Preschool micronutrient supplementation effects on intellectual and motor function in school-aged nepalese children

Document Type

Journal Article

Publication Date



Archives of Pediatrics and Adolescent Medicine








Objective: To examine intellectual and motor functioning of children who received micronutrient supplementation from 12 to 35 months of age. Design: Cohort follow-up of children 7 to 9 years of age who participated in a 2 × 2 factorial, placebo-controlled, randomized trial from October 2001 throughJanuary 2006. Setting: Rural Nepal. Participants: A total of 734 children 12 to 35 months of age at supplementation and 7 to 9 years of age at testing. Interventions: Children received iron plus folic acid (12.5 mg of iron and 50 μg of folic acid); zinc (10 mg); iron plus folic acid and zinc; or placebo. Main Outcome Measures: Intellectual, motor, and executive function. Results: In both the unadjusted and adjusted analyses, iron plus folic acid supplementation had no effect overall or on any individual outcome measures being tested. In the unadjusted analysis, zinc supplementation had an overall effect, although none of the individual test score differences were significant.

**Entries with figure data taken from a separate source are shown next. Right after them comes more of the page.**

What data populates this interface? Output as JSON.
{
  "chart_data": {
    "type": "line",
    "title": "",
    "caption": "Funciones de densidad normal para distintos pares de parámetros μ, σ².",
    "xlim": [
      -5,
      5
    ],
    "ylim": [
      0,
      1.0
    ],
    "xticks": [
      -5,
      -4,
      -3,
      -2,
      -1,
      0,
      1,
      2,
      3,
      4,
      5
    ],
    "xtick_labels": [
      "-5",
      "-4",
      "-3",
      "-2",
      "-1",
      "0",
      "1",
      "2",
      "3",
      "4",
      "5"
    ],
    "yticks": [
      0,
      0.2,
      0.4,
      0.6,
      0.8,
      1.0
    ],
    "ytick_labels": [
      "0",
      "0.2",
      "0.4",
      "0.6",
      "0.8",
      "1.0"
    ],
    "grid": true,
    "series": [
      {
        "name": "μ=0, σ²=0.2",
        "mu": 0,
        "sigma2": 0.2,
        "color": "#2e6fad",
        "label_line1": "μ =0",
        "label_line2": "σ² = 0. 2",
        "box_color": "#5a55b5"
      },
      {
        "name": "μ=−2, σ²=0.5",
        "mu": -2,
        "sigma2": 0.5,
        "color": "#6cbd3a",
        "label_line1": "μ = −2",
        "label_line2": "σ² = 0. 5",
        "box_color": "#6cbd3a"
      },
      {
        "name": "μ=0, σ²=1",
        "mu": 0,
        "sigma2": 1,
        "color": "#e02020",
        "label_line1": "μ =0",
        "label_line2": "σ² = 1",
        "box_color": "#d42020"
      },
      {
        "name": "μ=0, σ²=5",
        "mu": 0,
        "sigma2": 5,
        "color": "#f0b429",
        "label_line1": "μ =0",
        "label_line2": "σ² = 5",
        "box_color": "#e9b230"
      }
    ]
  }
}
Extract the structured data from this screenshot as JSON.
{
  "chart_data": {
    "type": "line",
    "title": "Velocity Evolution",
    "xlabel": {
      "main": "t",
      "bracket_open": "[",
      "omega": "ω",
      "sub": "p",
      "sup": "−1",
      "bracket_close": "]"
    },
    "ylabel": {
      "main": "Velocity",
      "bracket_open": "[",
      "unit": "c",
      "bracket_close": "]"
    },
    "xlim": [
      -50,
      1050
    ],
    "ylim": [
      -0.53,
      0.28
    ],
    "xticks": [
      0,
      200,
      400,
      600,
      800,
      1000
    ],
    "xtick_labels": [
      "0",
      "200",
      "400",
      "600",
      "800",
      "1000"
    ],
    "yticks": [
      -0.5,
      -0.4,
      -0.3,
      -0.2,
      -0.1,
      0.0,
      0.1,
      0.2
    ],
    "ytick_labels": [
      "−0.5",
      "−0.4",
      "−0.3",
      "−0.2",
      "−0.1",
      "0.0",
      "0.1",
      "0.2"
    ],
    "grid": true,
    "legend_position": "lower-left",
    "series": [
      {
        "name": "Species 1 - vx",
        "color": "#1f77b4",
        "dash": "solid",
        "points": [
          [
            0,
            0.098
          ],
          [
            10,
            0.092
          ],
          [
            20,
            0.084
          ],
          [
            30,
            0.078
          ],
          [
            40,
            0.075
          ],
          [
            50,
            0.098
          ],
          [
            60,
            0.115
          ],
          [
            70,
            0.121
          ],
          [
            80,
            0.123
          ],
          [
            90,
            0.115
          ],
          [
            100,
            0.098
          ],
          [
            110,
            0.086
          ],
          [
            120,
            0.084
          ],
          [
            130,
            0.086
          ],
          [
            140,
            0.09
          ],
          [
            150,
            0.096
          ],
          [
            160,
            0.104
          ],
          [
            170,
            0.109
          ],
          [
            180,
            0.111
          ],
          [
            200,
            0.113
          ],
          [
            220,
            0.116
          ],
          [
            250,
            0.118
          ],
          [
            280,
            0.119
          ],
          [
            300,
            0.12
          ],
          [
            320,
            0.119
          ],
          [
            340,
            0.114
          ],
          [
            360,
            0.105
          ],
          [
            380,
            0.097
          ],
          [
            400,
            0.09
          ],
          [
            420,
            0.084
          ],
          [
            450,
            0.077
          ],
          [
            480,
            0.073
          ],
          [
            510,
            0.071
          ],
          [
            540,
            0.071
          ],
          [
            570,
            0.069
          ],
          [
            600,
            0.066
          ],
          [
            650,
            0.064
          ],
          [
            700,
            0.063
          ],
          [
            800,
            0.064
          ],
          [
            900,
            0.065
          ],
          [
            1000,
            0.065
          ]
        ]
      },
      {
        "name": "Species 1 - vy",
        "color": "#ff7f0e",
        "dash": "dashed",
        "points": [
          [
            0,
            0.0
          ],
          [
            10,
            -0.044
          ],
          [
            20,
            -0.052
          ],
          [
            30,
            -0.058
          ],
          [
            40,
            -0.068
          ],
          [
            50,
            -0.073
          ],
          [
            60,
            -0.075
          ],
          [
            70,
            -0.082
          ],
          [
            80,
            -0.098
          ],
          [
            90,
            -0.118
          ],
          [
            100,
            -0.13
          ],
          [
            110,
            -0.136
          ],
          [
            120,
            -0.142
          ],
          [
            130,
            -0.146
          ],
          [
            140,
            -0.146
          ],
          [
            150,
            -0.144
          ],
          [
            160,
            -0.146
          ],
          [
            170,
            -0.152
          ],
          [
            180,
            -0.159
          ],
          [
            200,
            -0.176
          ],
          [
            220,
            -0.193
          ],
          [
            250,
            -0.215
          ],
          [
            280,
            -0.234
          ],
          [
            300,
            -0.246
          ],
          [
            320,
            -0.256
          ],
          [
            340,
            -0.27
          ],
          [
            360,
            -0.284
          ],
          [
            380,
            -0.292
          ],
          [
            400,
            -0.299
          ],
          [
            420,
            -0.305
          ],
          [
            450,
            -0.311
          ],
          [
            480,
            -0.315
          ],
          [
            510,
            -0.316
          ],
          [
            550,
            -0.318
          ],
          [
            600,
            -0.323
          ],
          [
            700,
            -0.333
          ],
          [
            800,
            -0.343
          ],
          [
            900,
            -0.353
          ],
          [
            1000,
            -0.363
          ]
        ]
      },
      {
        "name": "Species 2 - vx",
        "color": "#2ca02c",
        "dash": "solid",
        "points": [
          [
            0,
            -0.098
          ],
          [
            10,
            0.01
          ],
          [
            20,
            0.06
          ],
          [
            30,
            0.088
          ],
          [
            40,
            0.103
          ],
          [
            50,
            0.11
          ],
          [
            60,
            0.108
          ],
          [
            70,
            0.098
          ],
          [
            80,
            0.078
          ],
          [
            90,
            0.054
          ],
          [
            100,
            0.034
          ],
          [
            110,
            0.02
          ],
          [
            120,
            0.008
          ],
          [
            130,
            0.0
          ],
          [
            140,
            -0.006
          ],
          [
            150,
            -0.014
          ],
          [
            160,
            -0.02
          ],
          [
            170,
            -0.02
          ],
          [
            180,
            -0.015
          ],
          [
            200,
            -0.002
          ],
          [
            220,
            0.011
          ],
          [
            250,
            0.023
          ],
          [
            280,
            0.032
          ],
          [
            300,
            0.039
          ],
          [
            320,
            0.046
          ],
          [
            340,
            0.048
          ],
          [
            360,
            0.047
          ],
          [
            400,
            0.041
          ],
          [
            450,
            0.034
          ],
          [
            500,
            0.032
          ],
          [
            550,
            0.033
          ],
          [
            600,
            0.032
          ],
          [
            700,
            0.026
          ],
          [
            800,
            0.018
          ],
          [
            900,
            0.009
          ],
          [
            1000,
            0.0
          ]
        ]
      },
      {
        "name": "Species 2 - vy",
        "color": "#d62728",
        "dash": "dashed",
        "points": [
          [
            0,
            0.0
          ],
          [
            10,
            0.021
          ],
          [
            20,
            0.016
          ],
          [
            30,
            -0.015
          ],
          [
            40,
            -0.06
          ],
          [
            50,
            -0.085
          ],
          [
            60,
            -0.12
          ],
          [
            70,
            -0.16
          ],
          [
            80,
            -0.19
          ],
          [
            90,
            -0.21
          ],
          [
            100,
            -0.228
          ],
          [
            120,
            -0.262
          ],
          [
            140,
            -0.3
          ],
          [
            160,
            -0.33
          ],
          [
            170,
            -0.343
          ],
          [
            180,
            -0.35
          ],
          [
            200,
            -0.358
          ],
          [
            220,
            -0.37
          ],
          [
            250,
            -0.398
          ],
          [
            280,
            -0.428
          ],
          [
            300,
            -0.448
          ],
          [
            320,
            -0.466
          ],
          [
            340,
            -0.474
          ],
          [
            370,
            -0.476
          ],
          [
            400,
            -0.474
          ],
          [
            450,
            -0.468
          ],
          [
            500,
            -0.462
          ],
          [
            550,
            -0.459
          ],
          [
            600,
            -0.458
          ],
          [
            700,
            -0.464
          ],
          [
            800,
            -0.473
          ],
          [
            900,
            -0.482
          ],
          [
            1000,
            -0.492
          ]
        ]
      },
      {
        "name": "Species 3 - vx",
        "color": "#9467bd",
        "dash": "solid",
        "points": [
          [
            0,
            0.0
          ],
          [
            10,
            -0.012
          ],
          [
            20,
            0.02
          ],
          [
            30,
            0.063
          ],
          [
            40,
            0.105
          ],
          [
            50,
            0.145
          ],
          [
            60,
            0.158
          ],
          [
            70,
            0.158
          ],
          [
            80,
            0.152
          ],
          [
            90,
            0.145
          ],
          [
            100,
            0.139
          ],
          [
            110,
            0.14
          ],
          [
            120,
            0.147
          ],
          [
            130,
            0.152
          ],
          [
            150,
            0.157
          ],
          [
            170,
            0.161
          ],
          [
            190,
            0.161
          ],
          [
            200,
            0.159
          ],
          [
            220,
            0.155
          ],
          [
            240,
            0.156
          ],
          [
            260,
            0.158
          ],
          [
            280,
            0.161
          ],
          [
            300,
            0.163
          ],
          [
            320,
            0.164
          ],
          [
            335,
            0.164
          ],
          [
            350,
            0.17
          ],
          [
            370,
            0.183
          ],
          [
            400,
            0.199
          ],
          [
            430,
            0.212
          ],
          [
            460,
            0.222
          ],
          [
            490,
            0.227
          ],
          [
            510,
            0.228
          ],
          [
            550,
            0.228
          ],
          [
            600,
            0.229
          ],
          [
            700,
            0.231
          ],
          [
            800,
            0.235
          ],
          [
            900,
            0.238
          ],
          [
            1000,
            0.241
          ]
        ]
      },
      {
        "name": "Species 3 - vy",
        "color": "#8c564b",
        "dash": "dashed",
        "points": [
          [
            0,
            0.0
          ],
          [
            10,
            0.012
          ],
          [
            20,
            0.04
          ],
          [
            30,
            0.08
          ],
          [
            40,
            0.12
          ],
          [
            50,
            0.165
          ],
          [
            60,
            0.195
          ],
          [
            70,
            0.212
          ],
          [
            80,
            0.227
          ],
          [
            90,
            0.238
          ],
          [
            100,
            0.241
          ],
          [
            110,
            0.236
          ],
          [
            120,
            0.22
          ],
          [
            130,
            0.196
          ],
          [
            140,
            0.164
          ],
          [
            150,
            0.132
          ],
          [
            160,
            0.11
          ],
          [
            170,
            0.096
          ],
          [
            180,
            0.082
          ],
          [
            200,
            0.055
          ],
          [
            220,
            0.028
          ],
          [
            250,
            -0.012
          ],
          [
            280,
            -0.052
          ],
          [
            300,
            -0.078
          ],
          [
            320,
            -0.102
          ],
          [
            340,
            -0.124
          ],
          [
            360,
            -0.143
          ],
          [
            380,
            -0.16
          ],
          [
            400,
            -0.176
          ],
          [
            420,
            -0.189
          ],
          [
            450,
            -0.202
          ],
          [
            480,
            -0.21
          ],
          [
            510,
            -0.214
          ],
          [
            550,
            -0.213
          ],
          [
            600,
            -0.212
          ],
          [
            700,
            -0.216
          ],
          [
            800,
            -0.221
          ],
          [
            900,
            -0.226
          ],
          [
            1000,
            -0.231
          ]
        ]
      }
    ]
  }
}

In the adjusted analysis, the overall difference was not significant. Conclusion: In rural Nepal, we found that iron plus folic acid or zinc supplementation during the preschool years had no effect on aspects of intellectual, executive, and motor function at 7 to 9 years of age, suggesting no long-term developmental benefit of iron or zinc supplementation during 12 to 35 months of age. © 2012 American Medical Association.